Participants (n = 40) were segregated into groups of predominantly nasal (“Naso-Ab”, n = 16), blood (“Sero-Ab”, n = 12) or mixed (“Mix-Ab”, n = 12) antibody responses to LAIV, based on clustering in Fig. 3g. Viral load between Naso-Ab, Mix-Ab and Sero-Ab groups for a B/Yamagata and b B/Victoria. c Differentially expressed genes (DEGs) in nasal tissue samples at SD3 between Naso-Ab and Sero-Ab response groups. d Biological processes enriched in the DEGs from c. Expression of e CXCL10, f DDX58, g OASL, and h Ly9 at SD0 and SD3 in the Mix-Ab, Naso-Ab, and Sero-Ab response groups.
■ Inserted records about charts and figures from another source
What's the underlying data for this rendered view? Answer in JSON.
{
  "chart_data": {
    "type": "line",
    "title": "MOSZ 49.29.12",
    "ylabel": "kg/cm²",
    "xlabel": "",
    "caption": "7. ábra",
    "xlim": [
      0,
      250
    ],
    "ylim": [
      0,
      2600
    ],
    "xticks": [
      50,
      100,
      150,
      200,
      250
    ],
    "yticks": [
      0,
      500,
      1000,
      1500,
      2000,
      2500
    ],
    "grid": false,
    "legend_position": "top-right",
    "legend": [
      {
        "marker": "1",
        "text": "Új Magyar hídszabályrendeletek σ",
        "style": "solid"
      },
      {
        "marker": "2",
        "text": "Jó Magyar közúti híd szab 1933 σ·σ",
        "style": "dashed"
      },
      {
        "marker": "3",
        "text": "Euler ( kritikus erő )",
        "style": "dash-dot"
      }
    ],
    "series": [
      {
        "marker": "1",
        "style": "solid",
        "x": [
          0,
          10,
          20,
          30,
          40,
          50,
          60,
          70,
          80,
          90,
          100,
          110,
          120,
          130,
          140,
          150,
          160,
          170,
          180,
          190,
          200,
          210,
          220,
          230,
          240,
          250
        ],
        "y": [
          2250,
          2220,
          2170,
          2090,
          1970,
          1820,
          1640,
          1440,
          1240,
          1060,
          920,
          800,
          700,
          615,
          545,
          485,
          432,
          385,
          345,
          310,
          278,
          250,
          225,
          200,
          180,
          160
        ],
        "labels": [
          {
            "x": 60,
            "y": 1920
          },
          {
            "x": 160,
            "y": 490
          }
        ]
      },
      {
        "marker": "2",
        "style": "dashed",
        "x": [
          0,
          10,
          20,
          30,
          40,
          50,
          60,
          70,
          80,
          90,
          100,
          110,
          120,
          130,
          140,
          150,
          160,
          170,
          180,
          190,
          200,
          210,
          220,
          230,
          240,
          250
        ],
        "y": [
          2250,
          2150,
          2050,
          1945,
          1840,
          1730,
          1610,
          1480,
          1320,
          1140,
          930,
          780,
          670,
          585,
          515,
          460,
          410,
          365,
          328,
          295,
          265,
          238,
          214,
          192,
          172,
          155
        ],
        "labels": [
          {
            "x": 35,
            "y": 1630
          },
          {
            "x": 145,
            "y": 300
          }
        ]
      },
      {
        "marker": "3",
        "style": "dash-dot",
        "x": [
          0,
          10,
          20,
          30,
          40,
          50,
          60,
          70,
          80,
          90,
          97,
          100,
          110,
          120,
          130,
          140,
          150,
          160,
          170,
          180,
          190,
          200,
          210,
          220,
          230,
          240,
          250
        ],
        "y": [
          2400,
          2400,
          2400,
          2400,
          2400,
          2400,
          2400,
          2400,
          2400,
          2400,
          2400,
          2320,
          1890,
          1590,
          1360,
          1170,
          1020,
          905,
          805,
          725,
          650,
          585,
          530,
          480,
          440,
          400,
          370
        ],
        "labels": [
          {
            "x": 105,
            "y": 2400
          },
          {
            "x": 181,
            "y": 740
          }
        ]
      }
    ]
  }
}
Nasal protein levels of i IFNγ, j CXCL10, and k IL-6 at baseline (0 h) and SD3 (72 h) post-vaccination. Panels e–k represent medians and interquartile ranges. Panels e–h represent P-values attained by the Wald test corrected for multiple testing using the Benjamini and Hochberg method. In i–k, significance was tested between baseline (0 h) and 72 h post-inoculation within each group using Wilcoxon tests.

Fig. 7. Schematic summary of mucosal and systemic immune responses to LAIV.

Following inoculation with live attenuated influenza vaccine (LAIV), the earliest observed mucosal immune response was an elevation of IL-33 within 5-8 h post-inoculation. The scale of this IL-33 release was inversely associated with the scale of LAIV replication in the nose, which was observed in ~50% of volunteers for each of the Influenza B virus constituents. By 72 h (SD3) post-inoculation, the transcriptional response to LAIV in the airway is dominated by interferon responses, also observed as protein level increases. Transcription of interferon stimulated genes like OASL and DDX58 is greatest in the “Naso-Ab” group while protein levels of IL-6 are highest in the ‘Sero-Ab’ group at SD3. At 7 days post inoculation (SD7), CD4 and CD8 T cell activation is evident, alongside activation of B cell populations. CD8 T cell activation appeared distinct from T follicular helper cell (cTfh) and B cell activation. The scale of these lymphocyte responses was in turn associated with divergent mucosal IgA and peripheral blood IgG responses to LAIV antigens. Mucosal IgA (akin to the Naso-Ab group) responses were stronger in participants that typically had higher CD8 T cell activation, while peripheral blood IgG responses (akin to the Sero-Ab group) were associated with cTfh and B cell activation. Created with Biorender.com.